A Teoria do Comportamento Planejado encontrou um extenso escopo, sendo usado em vários campos e indústrias, e em aplicações variadas. Não surpreendentemente, tornou-se amplamente utilizado no campo da pesquisa comportamental e psicológica e estudos de avaliação.

O próprio Ajzen utilizou o TPB em várias pesquisas, como a que ele co-escreveu sobre a aplicabilidade do TPB ao Leisure Choice, publicado no Journal of Leisure Research (1992) e, anteriormente, em 1991, sobre a aplicabilidade do TPB na previsão participação no lazer, publicado em Ciências do Lazer.

Seja uma questão social ou de saúde, a TPB encontrou uma aplicabilidade aceitável. As entidades políticas confiam em seus conceitos para prever o comportamento eleitoral dos eleitorados. Instituições de saúde, empresas farmacológicas e até mesmo governos empregam os conceitos-chave do TPB em estudar e prever o comportamento humano em questões como prevenção de doenças, controle de natalidade e planejamento familiar, para citar alguns.
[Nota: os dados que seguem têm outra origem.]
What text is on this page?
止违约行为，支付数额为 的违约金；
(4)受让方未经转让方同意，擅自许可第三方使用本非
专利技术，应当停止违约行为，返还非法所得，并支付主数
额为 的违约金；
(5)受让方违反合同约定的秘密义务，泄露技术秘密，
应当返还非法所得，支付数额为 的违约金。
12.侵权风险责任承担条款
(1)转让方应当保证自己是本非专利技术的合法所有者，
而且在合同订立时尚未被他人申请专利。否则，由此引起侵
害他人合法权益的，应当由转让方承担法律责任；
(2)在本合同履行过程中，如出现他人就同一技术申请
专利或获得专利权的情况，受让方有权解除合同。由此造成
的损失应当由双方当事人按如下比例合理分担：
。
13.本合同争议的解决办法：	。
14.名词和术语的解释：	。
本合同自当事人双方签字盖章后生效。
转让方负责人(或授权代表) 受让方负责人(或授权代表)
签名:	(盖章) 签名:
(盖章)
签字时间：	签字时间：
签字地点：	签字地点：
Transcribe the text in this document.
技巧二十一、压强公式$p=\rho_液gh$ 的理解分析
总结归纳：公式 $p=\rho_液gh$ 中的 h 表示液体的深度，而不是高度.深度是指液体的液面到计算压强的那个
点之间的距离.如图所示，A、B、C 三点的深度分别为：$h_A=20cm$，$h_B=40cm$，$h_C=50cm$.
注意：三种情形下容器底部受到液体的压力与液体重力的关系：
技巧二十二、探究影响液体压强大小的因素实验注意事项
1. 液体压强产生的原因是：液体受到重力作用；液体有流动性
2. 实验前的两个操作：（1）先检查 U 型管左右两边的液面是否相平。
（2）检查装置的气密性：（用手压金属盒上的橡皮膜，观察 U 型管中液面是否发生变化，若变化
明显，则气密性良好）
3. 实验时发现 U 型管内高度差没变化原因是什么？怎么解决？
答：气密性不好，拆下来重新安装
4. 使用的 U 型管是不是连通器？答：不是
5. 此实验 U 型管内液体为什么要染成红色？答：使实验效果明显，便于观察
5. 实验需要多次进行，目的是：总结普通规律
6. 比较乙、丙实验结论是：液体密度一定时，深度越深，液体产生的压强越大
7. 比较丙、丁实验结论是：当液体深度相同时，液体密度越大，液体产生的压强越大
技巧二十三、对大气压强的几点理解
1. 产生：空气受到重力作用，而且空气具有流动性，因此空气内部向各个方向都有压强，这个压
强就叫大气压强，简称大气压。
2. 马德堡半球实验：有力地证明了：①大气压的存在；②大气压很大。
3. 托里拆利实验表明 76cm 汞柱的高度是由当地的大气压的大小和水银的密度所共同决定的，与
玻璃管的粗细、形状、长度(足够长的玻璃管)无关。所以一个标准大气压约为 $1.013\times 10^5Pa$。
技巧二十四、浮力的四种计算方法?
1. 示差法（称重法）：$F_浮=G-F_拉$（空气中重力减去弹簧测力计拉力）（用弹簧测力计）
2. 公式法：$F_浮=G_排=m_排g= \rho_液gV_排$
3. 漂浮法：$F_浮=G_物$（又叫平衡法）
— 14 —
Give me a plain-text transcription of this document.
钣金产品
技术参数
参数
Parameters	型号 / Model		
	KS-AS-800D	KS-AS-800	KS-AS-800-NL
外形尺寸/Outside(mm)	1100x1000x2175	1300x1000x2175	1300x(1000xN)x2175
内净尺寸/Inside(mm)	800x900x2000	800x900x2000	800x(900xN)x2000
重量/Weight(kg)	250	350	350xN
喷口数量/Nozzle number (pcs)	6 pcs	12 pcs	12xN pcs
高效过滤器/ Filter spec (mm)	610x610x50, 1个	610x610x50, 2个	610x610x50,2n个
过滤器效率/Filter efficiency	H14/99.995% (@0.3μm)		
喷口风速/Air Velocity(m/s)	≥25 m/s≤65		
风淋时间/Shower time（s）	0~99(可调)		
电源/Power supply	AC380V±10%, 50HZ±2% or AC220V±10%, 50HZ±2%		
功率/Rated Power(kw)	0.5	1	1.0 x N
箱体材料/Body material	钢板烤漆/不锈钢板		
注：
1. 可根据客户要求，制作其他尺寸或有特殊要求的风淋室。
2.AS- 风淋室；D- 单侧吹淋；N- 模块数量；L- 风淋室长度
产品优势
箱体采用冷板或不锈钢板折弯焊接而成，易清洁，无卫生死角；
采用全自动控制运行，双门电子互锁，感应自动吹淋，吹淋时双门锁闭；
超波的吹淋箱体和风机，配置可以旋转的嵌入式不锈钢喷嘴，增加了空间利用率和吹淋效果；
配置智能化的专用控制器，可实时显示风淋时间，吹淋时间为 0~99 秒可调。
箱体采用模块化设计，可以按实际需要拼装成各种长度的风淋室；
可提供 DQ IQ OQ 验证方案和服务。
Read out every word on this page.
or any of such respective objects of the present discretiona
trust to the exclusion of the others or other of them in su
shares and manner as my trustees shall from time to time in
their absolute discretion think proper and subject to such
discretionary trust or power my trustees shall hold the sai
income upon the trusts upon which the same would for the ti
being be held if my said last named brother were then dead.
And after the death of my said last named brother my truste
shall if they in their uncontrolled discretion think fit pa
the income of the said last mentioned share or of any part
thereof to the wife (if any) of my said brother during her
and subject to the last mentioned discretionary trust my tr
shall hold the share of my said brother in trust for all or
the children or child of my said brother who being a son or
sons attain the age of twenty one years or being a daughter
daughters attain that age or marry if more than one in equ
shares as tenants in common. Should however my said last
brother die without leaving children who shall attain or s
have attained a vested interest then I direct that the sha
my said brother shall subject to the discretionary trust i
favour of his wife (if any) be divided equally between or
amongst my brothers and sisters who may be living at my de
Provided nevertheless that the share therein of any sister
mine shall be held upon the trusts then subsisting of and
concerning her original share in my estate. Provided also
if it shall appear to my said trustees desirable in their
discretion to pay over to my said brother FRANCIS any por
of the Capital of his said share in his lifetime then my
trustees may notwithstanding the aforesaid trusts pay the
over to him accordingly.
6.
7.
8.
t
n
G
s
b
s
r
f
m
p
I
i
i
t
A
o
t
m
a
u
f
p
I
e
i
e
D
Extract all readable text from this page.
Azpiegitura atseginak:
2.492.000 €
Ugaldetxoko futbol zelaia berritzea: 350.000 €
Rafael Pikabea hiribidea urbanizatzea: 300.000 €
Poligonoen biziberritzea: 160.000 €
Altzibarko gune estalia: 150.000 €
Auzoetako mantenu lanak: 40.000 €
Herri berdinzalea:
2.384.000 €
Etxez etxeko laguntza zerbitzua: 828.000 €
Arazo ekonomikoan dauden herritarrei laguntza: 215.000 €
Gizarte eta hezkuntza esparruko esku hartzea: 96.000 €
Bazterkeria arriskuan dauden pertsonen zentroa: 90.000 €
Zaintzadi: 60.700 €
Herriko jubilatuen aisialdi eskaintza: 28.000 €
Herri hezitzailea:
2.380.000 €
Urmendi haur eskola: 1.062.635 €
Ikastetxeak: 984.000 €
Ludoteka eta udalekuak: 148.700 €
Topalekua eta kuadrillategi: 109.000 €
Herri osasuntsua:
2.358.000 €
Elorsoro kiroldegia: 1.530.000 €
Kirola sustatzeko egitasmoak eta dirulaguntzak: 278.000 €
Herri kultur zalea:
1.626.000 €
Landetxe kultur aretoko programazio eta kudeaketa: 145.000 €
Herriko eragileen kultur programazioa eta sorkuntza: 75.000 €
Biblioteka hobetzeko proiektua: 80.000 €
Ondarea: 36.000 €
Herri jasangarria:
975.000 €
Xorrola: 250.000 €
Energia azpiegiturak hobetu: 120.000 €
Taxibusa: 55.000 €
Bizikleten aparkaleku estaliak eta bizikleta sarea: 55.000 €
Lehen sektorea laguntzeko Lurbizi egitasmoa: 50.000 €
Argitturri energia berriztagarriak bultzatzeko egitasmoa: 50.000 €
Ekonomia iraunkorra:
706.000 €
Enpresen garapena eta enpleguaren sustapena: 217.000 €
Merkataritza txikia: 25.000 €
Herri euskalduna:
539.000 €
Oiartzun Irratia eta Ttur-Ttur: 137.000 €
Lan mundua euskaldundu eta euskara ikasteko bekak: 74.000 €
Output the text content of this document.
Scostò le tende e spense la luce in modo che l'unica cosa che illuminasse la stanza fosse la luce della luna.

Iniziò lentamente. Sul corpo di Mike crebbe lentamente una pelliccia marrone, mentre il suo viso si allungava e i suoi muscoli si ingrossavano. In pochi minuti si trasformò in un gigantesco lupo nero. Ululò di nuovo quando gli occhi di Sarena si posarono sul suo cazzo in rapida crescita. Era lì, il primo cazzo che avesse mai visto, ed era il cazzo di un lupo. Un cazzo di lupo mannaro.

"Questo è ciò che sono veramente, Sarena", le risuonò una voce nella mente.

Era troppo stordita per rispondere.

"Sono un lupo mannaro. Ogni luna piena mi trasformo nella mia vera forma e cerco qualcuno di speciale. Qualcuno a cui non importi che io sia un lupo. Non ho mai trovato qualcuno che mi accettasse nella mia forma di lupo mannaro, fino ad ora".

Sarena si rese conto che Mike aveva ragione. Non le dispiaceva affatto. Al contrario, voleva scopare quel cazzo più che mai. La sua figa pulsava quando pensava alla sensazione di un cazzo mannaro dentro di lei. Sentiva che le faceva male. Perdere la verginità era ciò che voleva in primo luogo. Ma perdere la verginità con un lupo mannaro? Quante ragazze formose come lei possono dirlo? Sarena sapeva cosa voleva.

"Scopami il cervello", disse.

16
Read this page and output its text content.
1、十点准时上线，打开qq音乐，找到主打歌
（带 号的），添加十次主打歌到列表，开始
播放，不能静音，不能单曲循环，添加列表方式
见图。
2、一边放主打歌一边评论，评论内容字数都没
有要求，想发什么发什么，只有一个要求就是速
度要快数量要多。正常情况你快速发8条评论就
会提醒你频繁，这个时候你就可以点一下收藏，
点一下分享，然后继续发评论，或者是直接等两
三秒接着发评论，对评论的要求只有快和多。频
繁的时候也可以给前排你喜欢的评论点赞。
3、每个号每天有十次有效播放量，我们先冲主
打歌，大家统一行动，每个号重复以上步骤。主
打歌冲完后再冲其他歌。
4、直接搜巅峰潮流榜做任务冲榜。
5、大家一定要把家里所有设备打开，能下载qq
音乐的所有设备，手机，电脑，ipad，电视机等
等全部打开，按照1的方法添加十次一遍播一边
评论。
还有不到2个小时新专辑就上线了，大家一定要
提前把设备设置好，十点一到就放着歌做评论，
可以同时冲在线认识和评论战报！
Empresas e organizações também aceitaram a aplicação do TPB, reconhecendo sua contribuição quando se trata de processos organizacionais e processos de tomada de decisão. Na verdade, até mesmo os profissionais de marketing encontraram um grande uso para o TPB, incorporando-o na previsão do consumo do mercado, bem como o comportamento de clientes e concorrentes.

O que torna o TPB mais aceitável do que, digamos, o TRA, é como ele é conhecedor de fatores ou elementos que estão fora do controle da pessoa ou da vontade total. A previsibilidade de intenções e comportamentos é definitivamente maior do que o TRA, ou outras teorias anteriores sobre a previsão e compreensão do comportamento humano.

Concedido, o TPB não é isento de suas limitações, e o principal argumento contra ele é como ele não valoriza ou valoriza a emoção, que é vista por muitos como um dos elementos-chave que determinam ou conduzem o comportamento de alguém. Sem dúvida, o estudo contínuo sobre o comportamento humano, particularmente em ações e decisões planejadas e fundamentadas, resultará em teorias melhores e mais abrangentes no futuro. Por enquanto, o TPB faz um ótimo trabalho, o que explica seu amplo uso em vários campos e indústrias.